Assistant Professor Christie Manasco, PhD, is the project director for the grant. “This will help future nurses be more proactive in addressing the root causes of patients’ health problems. If we can help improve those conditions that are impacting their health, then they will not have to seek care for the same problem over and over again,” she said. “I want my students to move upstream to where they are addressing the root causes of health problems, so that there will be fewer needs downstream.”

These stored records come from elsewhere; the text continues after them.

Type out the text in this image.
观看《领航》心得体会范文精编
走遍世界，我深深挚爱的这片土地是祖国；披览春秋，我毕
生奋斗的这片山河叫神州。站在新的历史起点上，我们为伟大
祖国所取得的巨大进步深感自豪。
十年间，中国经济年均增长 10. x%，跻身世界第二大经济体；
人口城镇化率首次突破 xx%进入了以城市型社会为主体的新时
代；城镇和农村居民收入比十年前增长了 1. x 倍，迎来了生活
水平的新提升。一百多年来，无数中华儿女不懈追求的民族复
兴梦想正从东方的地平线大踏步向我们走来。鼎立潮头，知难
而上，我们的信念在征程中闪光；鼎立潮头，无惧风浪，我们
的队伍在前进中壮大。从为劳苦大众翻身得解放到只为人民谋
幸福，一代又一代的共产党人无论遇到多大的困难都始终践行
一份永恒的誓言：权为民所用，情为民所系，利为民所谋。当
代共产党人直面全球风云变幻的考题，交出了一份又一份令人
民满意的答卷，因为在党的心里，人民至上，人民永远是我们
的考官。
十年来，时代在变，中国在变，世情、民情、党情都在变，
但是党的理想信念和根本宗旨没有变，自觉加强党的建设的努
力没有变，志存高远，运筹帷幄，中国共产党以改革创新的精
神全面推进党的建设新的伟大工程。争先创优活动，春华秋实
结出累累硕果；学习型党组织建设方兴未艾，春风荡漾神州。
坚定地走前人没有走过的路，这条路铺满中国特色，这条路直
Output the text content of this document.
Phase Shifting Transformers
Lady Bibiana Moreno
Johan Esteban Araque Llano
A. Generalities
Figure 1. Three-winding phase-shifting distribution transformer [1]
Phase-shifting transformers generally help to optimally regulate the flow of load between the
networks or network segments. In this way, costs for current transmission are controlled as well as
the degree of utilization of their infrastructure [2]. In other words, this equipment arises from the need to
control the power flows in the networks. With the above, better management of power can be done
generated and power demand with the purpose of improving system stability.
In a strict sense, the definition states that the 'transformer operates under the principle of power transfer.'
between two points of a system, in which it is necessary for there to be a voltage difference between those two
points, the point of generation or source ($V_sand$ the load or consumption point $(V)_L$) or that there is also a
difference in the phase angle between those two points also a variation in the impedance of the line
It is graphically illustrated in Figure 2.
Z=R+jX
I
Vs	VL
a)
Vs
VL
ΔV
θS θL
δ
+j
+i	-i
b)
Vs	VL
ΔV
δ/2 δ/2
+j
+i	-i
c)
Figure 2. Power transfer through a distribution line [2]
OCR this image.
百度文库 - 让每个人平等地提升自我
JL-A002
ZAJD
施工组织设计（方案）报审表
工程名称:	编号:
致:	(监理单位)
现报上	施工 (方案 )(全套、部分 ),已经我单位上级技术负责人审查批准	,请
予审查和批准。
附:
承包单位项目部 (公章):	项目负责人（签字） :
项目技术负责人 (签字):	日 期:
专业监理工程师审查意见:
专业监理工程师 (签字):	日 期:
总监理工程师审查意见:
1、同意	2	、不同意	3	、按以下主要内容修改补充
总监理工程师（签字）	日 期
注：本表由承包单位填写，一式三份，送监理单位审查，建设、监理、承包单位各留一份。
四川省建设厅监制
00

The grant will support simulation exercises that help students role play situations in which the social determinants of health contribute to poor health outcomes. The simulations will use a standardized patient – a person acting the role of a patient. The social determinants of health are conditions that can affect health and quality of life outcomes. These include economic security, health care access and quality, education access and quality, social and community context, and the neighborhood environment.

Dr. Christie Manasco

For example, if a patient has high blood pressure and takes prescribed medication but doesn’t have access to healthy food, the nurse needs to know that in order to connect the patient with the needed resources, Dr. Manasco said. The grant’s areas of focus include mental health, maternal and child health, homelessness, survivors of domestic abuse, HIV/AIDS, aging populations, stroke, heart disease, and obesity.

The first year of the grant will involve planning how the simulations will be integrated into the undergraduate and graduate curricula, Dr. Manasco said. The second year will involve a phased rollout of the simulations, and the third year will involve the full integration of the simulations into the curriculum.

The TEACH US grant will train more than 250 undergraduate and graduate nursing students annually using simulations. Co-investigators on the grant include Assistant Professor Lisa Beasley, DNP; Assistant Professor Alise Farrell, PhD; Assistant Professor Jamila Smith-Young, DNP; Professor Bobby Bellflower, DNSc; Associate Professor Randy Johnson, PhD; and Assistant Professor Gennifer Baker, DNP, from UT Southern.

“In 2021, 14% of Tennesseans had three or more chronic conditions, such as high blood pressure or diabetes, that lead to poor overall health. In the nation as a whole, less than 10% of people have three or more chronic health conditions,” said College of Nursing Dean Wendy Likes, PhD, DNSc, FAANP, FAAN. “Many of these health problems are connected to behaviors that are influenced by the social determinants of health. This grant can help improve the health of Tennesseans by preparing future nurses to identify these issues and intervene to promote better health outcomes.”

UTHSC is home to the Center for Healthcare Improvement and Patient Simulation (CHIPS) – a 45,000-square-foot stand-alone building for health care simulation and interprofessional education. The state-of-the-art facility is designed to meet the simulation needs of all UTHSC students, residents, professional staff, and clinical partners.